Many owners received theirs as a gift over the Christmas break. Others just got lucky, like Graham, who won his hoverboard in a drawing but said he would not have purchased one on his own.
Graham said while he is being more careful with his hoverboard, he is not troubled by the incidents cited in the Consumer Product Safety Commission report.
“I keep my eye on it, watch out for it to catch fire, and I don’t charge it next to my stuff,” Graham said. “But honestly, it isn’t a big deal to me. I got it for free, so it wouldn’t be the end of the world if I lost it.”
The boards initially seemed harmless. However, reports of boards catching fire while charging or in use came out at the end of last year.
“We are actively investigating hoverboard-related fires across the country ... to find out why certain hoverboards caught fire,” said Elliot F. Kaye, a chairman of the Consumer Product Safety Commission in its official statement regarding hoverboard safety. “Every consumer who is riding a hoverboard ... or who is thinking about buying one deserves to know if there is a safety defect.”
The University of Alabama issued several campus-wide restrictions on hoverboard use and ownership in response: Hoverboards cannot be stored in University housing or residential facilities, including Greek houses; users cannot charge their board in any UA-owned or UA-leased facility or building; and if a student rides a board on campus, they must follow all traffic and pedestrian laws.

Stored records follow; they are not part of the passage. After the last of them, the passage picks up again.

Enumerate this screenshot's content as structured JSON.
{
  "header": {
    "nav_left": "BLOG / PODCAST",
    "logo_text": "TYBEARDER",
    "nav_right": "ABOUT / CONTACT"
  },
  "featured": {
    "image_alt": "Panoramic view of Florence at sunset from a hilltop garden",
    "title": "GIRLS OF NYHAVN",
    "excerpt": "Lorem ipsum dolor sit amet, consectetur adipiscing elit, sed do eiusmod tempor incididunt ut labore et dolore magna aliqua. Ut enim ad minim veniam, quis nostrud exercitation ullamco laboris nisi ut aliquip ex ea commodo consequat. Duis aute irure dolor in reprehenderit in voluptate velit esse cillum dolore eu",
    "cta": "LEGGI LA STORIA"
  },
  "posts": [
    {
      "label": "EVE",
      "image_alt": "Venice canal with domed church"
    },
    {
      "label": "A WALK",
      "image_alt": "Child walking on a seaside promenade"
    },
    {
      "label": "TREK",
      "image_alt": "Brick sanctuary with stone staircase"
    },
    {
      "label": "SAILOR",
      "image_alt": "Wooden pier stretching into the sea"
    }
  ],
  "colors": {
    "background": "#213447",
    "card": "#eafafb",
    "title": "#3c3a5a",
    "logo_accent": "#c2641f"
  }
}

“The primary concern with the hoverboards is the risk for fire, which seems to occur when batteries are overheated due to charging,” said Dr. Steven Hood, the associate vice president for Student Affairs at The University of Alabama. “While there are other documented accidents with hoverboards, the risk for fire is our greatest concern. I am not aware of any specific incidents with students and hoverboards on campus. Much of our concerns stem from reports that have surfaced during the winter break from around the country, including the banning of the devices from most (if not all) major airlines.”
Even with the restrictions in place, there is still hope for all hoverboard-loving students at the Capstone. Students are free to ride their boards anywhere on campus; only hoverboard charging and storage are banned, and even these restrictions will be lifted as researchers make these devices safer.
“This is a temporary ban on hoverboards,” Hood said. “We will review any product updates regarding hoverboards from the U.S. Consumer Product Safety Commission that may impact our decision. It is our understanding that the U.S. CPSC is currently testing devices now, and we welcome any new information that may aid in our decision about hoverboards as we move forward.”